We view Tapestry as attractive, trading at about a 60 per cent discount to our intrinsic value. Although Tapestry’s efforts to fix its Kate Spade and Stuart Weitzman brands have stalled, we believe its successful restructuring of Coach (71 per cent of 2019 revenue) will bolster returns. While the short-term outlook is murky as a result of the pandemic, we don’t think Coach’s brand strength (the source of our narrow moat rating) or the firm’s financial health will be impaired.

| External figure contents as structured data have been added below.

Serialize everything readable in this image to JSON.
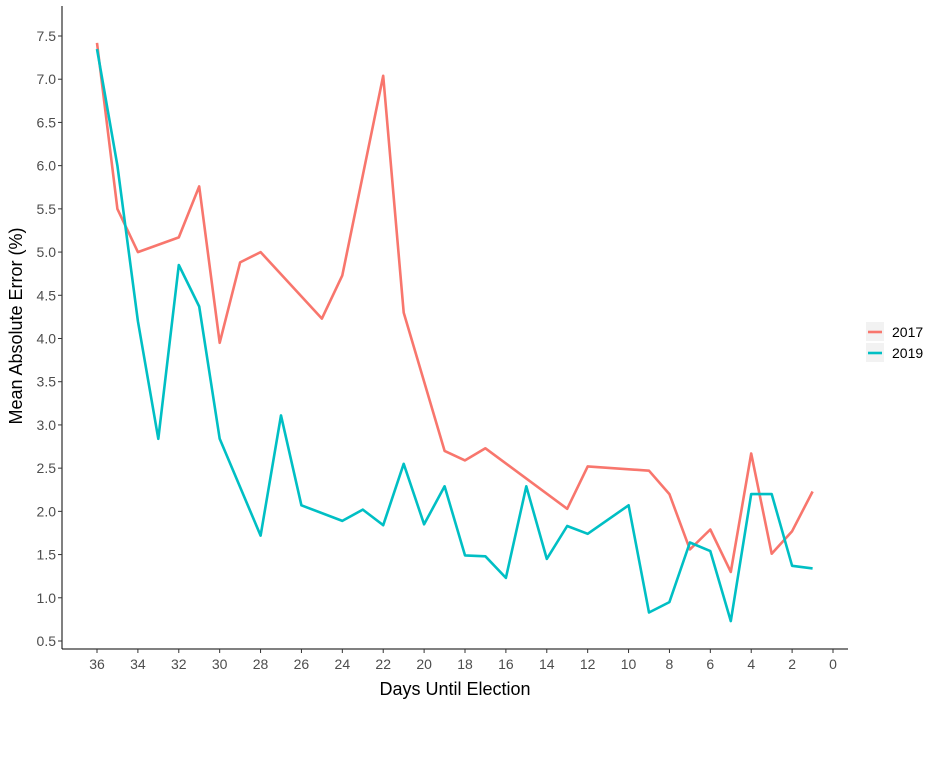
{
  "chart_data": {
    "type": "line",
    "xlabel": "Days Until Election",
    "ylabel": "Mean Absolute Error (%)",
    "xlim": [
      37.5,
      -1
    ],
    "ylim": [
      0.4,
      7.8
    ],
    "x_reversed": true,
    "x_ticks": [
      36,
      34,
      32,
      30,
      28,
      26,
      24,
      22,
      20,
      18,
      16,
      14,
      12,
      10,
      8,
      6,
      4,
      2,
      0
    ],
    "y_ticks": [
      0.5,
      1.0,
      1.5,
      2.0,
      2.5,
      3.0,
      3.5,
      4.0,
      4.5,
      5.0,
      5.5,
      6.0,
      6.5,
      7.0,
      7.5
    ],
    "y_tick_labels": [
      "0.5",
      "1.0",
      "1.5",
      "2.0",
      "2.5",
      "3.0",
      "3.5",
      "4.0",
      "4.5",
      "5.0",
      "5.5",
      "6.0",
      "6.5",
      "7.0",
      "7.5"
    ],
    "grid": false,
    "legend_position": "right",
    "series": [
      {
        "name": "2017",
        "color": "#F8766D",
        "x": [
          36,
          35,
          34,
          32,
          31,
          30,
          29,
          28,
          25,
          24,
          22,
          21,
          19,
          18,
          17,
          13,
          12,
          9,
          8,
          7,
          6,
          5,
          4,
          3,
          2,
          1
        ],
        "y": [
          7.42,
          5.5,
          5.0,
          5.17,
          5.76,
          3.95,
          4.88,
          5.0,
          4.23,
          4.73,
          7.04,
          4.3,
          2.7,
          2.59,
          2.73,
          2.03,
          2.52,
          2.47,
          2.2,
          1.56,
          1.79,
          1.3,
          2.67,
          1.51,
          1.77,
          2.23
        ]
      },
      {
        "name": "2019",
        "color": "#00BFC4",
        "x": [
          36,
          35,
          34,
          33,
          32,
          31,
          30,
          28,
          27,
          26,
          24,
          23,
          22,
          21,
          20,
          19,
          18,
          17,
          16,
          15,
          14,
          13,
          12,
          10,
          9,
          8,
          7,
          6,
          5,
          4,
          3,
          2,
          1
        ],
        "y": [
          7.35,
          6.0,
          4.2,
          2.84,
          4.85,
          4.37,
          2.84,
          1.72,
          3.11,
          2.07,
          1.89,
          2.02,
          1.84,
          2.55,
          1.85,
          2.29,
          1.49,
          1.48,
          1.23,
          2.29,
          1.45,
          1.83,
          1.74,
          2.07,
          0.83,
          0.95,
          1.64,
          1.54,
          0.73,
          2.2,
          2.2,
          1.37,
          1.34
        ]
      }
    ]
  }
}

We expect this brand strength and pricing power to support revenue growth for the firm in the long term, particularly given the opportunity we see to grow the brand in China.

Macy's (M)

Economic Moat Rating: None
Fair Value Estimate: US$17.60
Fair Value Uncertainty: High

Although Macy’s has struggled to find growth in recent years as consumers have moved to e-commerce and discount stores and away from department stores, we still believe it is an attractive investment at around a 60 per cent discount to our fair value estimate. Macy’s is one of the 10 largest e-commerce companies in the US, and its digital sales jumped 80 per cent in May while its stores were closed due to the pandemic. We believe Macy’s will close its worst-performing stores soon and that the downsized firm will return to profitability next year. Our long-term view assumes no sales growth but operating margins of about 5 per cent.